7 Haziran’da hiç beklemediği bir sonuç alarak, 9 puan gerileyip, 12.5 yıllık tek başına iktidarı kaybeden AKP, öyle görünüyor ki, Sarayın yoğun tazyikiyle zorladığı yeni seçimde durumu tersine çevirmek için her yolu deneyecek.
Söylendiğine göre, bunlardan biri, Güneydoğu ve Doğu seçmenini örgüt kaynaklı baskı ve tehditlerden kurtarmak olacak.

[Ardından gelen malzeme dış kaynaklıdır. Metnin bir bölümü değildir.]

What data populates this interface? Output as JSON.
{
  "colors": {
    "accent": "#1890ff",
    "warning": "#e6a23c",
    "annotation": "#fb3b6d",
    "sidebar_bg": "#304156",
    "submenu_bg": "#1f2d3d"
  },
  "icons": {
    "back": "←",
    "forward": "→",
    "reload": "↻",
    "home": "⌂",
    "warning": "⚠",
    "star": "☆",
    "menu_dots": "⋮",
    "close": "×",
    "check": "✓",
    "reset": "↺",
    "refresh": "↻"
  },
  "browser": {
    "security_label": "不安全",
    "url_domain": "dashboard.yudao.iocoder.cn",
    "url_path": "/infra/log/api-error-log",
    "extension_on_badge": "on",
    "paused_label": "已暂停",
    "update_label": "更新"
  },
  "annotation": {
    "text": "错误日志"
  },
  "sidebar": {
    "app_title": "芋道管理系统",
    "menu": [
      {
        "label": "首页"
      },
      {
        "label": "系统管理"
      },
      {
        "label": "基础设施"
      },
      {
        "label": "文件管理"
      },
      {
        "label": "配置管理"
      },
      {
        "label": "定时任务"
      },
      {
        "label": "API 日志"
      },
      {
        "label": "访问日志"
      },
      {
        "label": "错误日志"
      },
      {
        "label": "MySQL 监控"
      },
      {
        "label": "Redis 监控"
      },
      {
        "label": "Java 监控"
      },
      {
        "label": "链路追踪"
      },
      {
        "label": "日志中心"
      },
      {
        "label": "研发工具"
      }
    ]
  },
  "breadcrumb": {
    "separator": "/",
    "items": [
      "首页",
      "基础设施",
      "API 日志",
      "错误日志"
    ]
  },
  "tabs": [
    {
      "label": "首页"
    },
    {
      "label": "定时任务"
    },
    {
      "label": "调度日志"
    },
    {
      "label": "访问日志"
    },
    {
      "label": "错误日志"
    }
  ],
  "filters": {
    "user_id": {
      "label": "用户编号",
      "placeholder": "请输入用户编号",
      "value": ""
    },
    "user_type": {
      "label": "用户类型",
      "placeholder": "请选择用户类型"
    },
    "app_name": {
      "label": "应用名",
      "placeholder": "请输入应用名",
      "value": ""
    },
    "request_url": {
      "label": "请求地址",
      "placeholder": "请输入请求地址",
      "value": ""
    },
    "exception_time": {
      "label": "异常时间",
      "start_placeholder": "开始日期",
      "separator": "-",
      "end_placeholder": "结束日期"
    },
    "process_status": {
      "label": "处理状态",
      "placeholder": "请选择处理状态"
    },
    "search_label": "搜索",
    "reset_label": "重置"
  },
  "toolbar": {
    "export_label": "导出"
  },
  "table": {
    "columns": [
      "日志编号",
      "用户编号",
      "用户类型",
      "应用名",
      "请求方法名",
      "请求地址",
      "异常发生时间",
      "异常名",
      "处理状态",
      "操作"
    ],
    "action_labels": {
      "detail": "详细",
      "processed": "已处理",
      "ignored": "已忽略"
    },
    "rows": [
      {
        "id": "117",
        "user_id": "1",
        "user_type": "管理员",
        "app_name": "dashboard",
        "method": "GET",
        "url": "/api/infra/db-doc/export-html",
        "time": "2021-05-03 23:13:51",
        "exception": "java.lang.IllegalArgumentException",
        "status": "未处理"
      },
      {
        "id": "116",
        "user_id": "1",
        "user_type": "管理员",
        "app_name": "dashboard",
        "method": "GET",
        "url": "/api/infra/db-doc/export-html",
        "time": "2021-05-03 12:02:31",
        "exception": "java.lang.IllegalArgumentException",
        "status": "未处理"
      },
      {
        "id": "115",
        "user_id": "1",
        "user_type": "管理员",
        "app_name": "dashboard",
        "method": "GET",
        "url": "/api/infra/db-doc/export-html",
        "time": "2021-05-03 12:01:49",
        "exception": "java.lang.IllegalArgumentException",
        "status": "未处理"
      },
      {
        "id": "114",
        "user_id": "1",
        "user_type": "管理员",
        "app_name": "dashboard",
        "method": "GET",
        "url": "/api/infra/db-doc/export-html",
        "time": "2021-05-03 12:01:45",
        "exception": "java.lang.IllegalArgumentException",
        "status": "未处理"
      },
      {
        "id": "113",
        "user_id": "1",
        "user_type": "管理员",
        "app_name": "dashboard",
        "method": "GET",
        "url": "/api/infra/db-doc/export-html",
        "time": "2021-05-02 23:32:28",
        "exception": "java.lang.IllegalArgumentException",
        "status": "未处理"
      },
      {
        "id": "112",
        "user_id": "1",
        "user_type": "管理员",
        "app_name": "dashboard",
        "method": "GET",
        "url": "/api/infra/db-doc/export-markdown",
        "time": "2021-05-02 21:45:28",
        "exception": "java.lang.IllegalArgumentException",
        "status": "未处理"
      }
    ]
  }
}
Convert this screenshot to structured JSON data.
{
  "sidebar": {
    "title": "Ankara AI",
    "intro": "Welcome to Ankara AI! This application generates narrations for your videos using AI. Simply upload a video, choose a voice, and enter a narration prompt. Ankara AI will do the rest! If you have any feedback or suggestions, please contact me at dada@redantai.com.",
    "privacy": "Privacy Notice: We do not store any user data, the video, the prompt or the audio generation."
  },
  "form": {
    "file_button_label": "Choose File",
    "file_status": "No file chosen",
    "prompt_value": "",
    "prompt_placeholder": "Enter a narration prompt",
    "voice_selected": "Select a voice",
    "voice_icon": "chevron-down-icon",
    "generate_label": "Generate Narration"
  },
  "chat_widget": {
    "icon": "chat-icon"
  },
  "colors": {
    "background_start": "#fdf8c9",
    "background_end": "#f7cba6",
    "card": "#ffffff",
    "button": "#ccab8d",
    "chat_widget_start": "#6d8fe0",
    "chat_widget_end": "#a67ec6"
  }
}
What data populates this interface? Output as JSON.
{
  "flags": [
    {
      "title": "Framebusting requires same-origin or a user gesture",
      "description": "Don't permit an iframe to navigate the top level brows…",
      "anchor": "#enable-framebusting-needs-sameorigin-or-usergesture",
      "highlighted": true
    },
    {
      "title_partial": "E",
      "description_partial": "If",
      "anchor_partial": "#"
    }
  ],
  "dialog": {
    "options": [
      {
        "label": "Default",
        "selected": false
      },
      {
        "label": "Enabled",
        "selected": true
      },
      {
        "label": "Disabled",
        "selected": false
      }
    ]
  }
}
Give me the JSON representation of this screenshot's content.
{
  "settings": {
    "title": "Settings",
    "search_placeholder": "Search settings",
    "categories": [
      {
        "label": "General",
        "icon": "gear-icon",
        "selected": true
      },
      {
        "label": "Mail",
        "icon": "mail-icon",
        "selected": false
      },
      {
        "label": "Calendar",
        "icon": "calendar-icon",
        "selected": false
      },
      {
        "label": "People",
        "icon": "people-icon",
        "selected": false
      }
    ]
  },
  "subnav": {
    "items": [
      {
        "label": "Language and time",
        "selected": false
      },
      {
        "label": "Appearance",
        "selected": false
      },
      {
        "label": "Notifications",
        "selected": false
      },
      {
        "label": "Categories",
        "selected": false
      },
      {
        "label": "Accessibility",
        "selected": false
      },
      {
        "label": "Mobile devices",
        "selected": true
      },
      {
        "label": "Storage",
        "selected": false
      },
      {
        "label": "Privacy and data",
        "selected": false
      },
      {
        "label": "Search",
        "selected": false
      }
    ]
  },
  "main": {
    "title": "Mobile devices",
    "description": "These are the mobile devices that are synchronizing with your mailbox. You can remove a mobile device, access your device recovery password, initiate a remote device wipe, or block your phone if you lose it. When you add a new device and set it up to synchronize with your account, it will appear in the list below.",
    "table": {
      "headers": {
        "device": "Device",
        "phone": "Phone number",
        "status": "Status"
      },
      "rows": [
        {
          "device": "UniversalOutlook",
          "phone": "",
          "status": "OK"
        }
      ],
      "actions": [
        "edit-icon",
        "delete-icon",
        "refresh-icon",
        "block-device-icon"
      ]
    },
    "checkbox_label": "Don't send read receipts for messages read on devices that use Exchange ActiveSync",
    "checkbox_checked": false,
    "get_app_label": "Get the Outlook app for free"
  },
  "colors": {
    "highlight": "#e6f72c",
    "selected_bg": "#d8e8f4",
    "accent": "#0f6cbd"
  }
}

Ama sormak lâzım: Eğer böyle bir durum var idiyse, tedbirini 7 Haziran’da da alması gerekmez miydi? Seçim ve seçmen güvenliğini sağlamak iktidarın görevi değil mi?
Demek ki, iktidar “çözüm süreci”nde örgütün diğer faaliyetlerine göz yumarken, bu baskı ve tehditlere de seyirci kalmış.
Sonra da çıkıp, “HDP bu oyları baskı ve tehditle aldı, barajı o sayede aştı” diye şikâyet ediyor ve seçim sonuçlarının meşruiyetini güya tartışmaya açıyor. Ama bu çok kritik ve önemli tartışmanın da arkasında durmuyor, öylesine söyleyip bırakıyor.
Peki, yapılacak erken seçimde bu baskı ve tehditlerin önüne geçmek için nasıl bir tedbir uygulayacak? 7 Haziran’da silme HDP çıkan sandıklarda farklı partilere de oy verilebilmesini nasıl sağlayacak?
Bir diğer konu: AKP oy kaybında 3 dönem uygulamasının da payı olduğu değerlendirmesiyle bu kuralı yeni seçimde askıya aldı.
Böylece 7 Haziran seçiminde aday olamayan 3 dönemliklerin yeni seçimde listelere girmesinin yolu açıldığı gibi, kuralın bu seçimde uygulanması halinde yarışa giremeyecek olan—7 bakanın dahil olduğu—yeni isimler için de sınırlama kalkmış oldu.
Ancak bu durumun partide yeni sıkıntıları gündeme getirmesi de muhtemel.
7 Haziran’da aday listelerinde 3 dönemliklerden boşalan yerlere yoğun çabalar ve büyük masraflarla girip kıl payı farklarla kazananlar, “tecrübe”yi temsil eden ve popülaritesi yüksek olan eskilerin dönüşü sebebiyle yeni listelerde yer bulamadıkları takdirde bunu kabul ve hazmedebilirler mi?
Kolay mı? O kadar uğraşıp güç bela Meclise gireceksiniz, ama vekilliğiniz, tadını çıkaramadan birkaç ayda elinizden çıkacak...
Doğrusu, AKP’de taşlar yerinden oynadı ve tılsım bozuldu. İç ahengin yerini ekip çatışmaları aldı. Yeniden eski dengelerin yakalanması ise pek de kolay görünmüyor.
tweet- Üstad diyor ki: “Havf (korku) ve zaaf (zaafiyet göstermek) tesirat-ı hariciyeyi (dışarıdan gelecek etkileri) teşcî eder (cesaretlendirir).”